Another special feature of his approach to science was the difficult balance he always maintained between theory and empiricism.

He tried every possible theoretical approach to the problem of how the 60 possibilities allowed by a four base triplet genetic code might yield 20 kinds of amino acid but never trusted the answers, however elegant. That essential caution left him open to the empirical approach by which the code was finally broken.

He had the gift of being able to scan vast amounts of confusing experimental data, reject parts that seemed not to fit and divine the correct answer. Before DNA, biochemists had stamp-collected a large number of amino acids. In 1953 Crick and Watson, in sessions at the Eagle pub in Cambridge, set out to select some finite number of amino acids that DNA might reasonably code for.

Ridley observes: "They came up with 20. That they got the list exactly right, despite being amateur biochemists, is a minor miracle."

Crick's special ability to combine his intuitions with theoretical and empirical judgment was at its finest in his astonishingly prescient paper of 1958 on protein synthesis.

In it he laid out the field's several fundamental axioms, including that all proteins are composed of combinations of the same 20 amino acids, and that the linear order of amino acids determines the three-dimensional structure into which the protein is shaped. "All these propositions were guesses," Mr. Ridley writes, "and all are correct."

Crick was slow to anger and quick to forgive. He was quite unreasonably furious at "The Double Helix," Watson's deep though gossipy account of their discovery.

The reason, Mr. Ridley suggests, is that Crick "saw himself as a dedicated seeker of great truths who had worked very hard, with long hours of reading, calculation, and intuition, to get to the point where he could make a great discovery; yet the world would now learn about the quest as if it had been just another soap opera."

But the two men were soon friends again, Crick later remarking, "I now appreciate how skillful Jim was."

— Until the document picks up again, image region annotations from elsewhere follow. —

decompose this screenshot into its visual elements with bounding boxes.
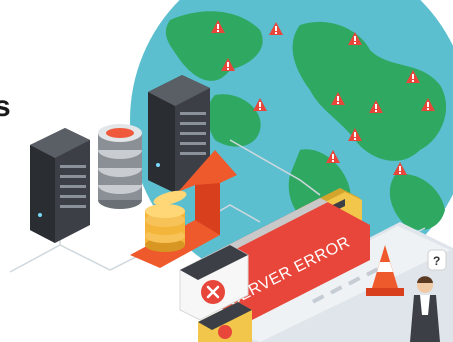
question-mark: ? [433, 254, 440, 268]
server-rack-left [30, 128, 90, 243]
illustration-canvas: SERVER ERROR ? [9, 0, 453, 342]
question-bubble: ? [427, 249, 447, 271]
database-stack [98, 124, 142, 209]
server-error-illustration: s SERVER ERROR ? [0, 0, 453, 342]
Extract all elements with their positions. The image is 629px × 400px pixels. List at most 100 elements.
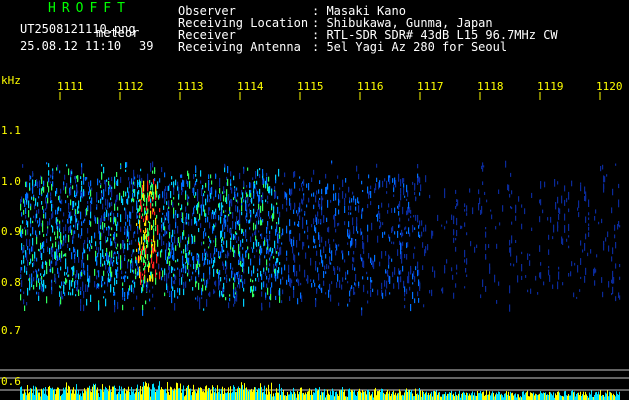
level-bar	[224, 388, 225, 400]
level-bar	[574, 391, 575, 400]
level-bar	[556, 395, 557, 400]
spectrogram-pixel	[24, 200, 26, 207]
level-bar	[319, 387, 320, 400]
level-bar	[364, 391, 365, 400]
spectrogram-pixel	[257, 268, 259, 272]
spectrogram-pixel	[418, 269, 420, 276]
spectrogram-pixel	[165, 217, 167, 221]
level-bar	[254, 387, 255, 400]
spectrogram-pixel	[256, 239, 258, 247]
spectrogram-pixel	[466, 258, 468, 265]
spectrogram-pixel	[189, 180, 191, 189]
level-bar	[130, 395, 131, 400]
spectrogram-pixel	[267, 287, 269, 295]
spectrogram-pixel	[494, 274, 496, 283]
spectrogram-pixel	[45, 212, 47, 219]
spectrogram-pixel	[562, 238, 564, 245]
level-bar	[331, 395, 332, 400]
spectrogram-pixel	[130, 211, 132, 219]
level-bar	[133, 389, 134, 400]
spectrogram-pixel	[201, 209, 203, 216]
spectrogram-pixel	[276, 251, 278, 254]
spectrogram-pixel	[381, 282, 383, 290]
spectrogram-pixel	[129, 242, 131, 245]
spectrogram-pixel	[23, 245, 25, 252]
spectrogram-pixel	[316, 217, 318, 225]
spectrogram-pixel	[510, 263, 512, 266]
spectrogram-pixel	[316, 250, 318, 256]
spectrogram-pixel	[236, 291, 238, 298]
level-bar	[473, 395, 474, 400]
level-bar	[223, 394, 224, 400]
spectrogram-pixel	[414, 298, 416, 304]
spectrogram-pixel	[453, 292, 455, 299]
spectrogram-pixel	[246, 239, 248, 242]
spectrogram-pixel	[281, 242, 283, 245]
spectrogram-pixel	[155, 277, 157, 285]
spectrogram-pixel	[195, 270, 197, 273]
spectrogram-pixel	[284, 264, 286, 271]
spectrogram-pixel	[174, 303, 176, 311]
spectrogram-pixel	[136, 200, 138, 204]
level-bar	[304, 394, 305, 400]
spectrogram-pixel	[590, 249, 592, 254]
spectrogram-pixel	[66, 272, 68, 275]
spectrogram-pixel	[233, 245, 235, 249]
spectrogram-pixel	[352, 263, 354, 271]
spectrogram-pixel	[60, 246, 62, 249]
level-bar	[280, 394, 281, 400]
spectrogram-pixel	[286, 207, 288, 212]
level-bar	[478, 393, 479, 400]
spectrogram-pixel	[223, 294, 225, 297]
spectrogram-pixel	[412, 291, 414, 299]
spectrogram-pixel	[117, 301, 119, 309]
spectrogram-pixel	[150, 210, 152, 219]
spectrogram-pixel	[612, 286, 614, 294]
spectrogram-pixel	[215, 212, 217, 220]
spectrogram-pixel	[548, 266, 550, 269]
level-bar	[422, 390, 423, 400]
spectrogram-pixel	[269, 186, 271, 194]
spectrogram-pixel	[294, 254, 296, 263]
spectrogram-pixel	[253, 265, 255, 274]
spectrogram-pixel	[379, 213, 381, 219]
level-bar	[354, 390, 355, 400]
spectrogram-pixel	[612, 270, 614, 278]
level-bar	[101, 389, 102, 400]
spectrogram-pixel	[148, 231, 150, 235]
level-bar	[477, 391, 478, 400]
spectrogram-pixel	[193, 263, 195, 270]
level-bar	[619, 391, 620, 400]
spectrogram-pixel	[98, 304, 100, 311]
spectrogram-pixel	[272, 248, 274, 254]
level-bar	[179, 388, 180, 400]
spectrogram-pixel	[278, 168, 280, 177]
spectrogram-pixel	[251, 270, 253, 277]
spectrogram-pixel	[165, 186, 167, 191]
spectrogram-pixel	[59, 220, 61, 224]
level-bar	[563, 396, 564, 400]
spectrogram-pixel	[398, 173, 400, 182]
spectrogram-pixel	[89, 240, 91, 244]
level-bar	[387, 389, 388, 400]
spectrogram-pixel	[20, 294, 22, 301]
spectrogram-pixel	[203, 193, 205, 197]
level-bar	[528, 396, 529, 400]
spectrogram-pixel	[127, 239, 129, 243]
spectrogram-pixel	[182, 212, 184, 221]
spectrogram-pixel	[354, 291, 356, 295]
level-bar	[435, 391, 436, 400]
spectrogram-pixel	[70, 187, 72, 196]
spectrogram-pixel	[75, 281, 77, 286]
spectrogram-pixel	[199, 263, 201, 267]
level-bar	[565, 390, 566, 400]
spectrogram-pixel	[48, 177, 50, 183]
spectrogram-pixel	[244, 278, 246, 285]
spectrogram-pixel	[127, 276, 129, 279]
level-bar	[426, 391, 427, 400]
spectrogram-pixel	[193, 207, 195, 215]
spectrogram-pixel	[311, 193, 313, 197]
spectrogram-pixel	[511, 221, 513, 225]
spectrogram-pixel	[155, 201, 157, 207]
spectrogram-pixel	[137, 174, 139, 178]
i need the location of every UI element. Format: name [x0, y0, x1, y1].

It would be unfair to criticize the author for making essentially the same judgments about Crick's historical role as can be found in Mr. Judson's book, for both are correct. And it would be quite wrong to dismiss Mr. Ridley's biography because it does not contain much new information, although in truth it does not.
Mr. Ridley's contribution is that he has extracted from existing material a considerably more complete and colorful portrait of Crick than has existed before. And by deft narration and analysis, he has captured the wonder of an unparalleled scientific mind at work and at play.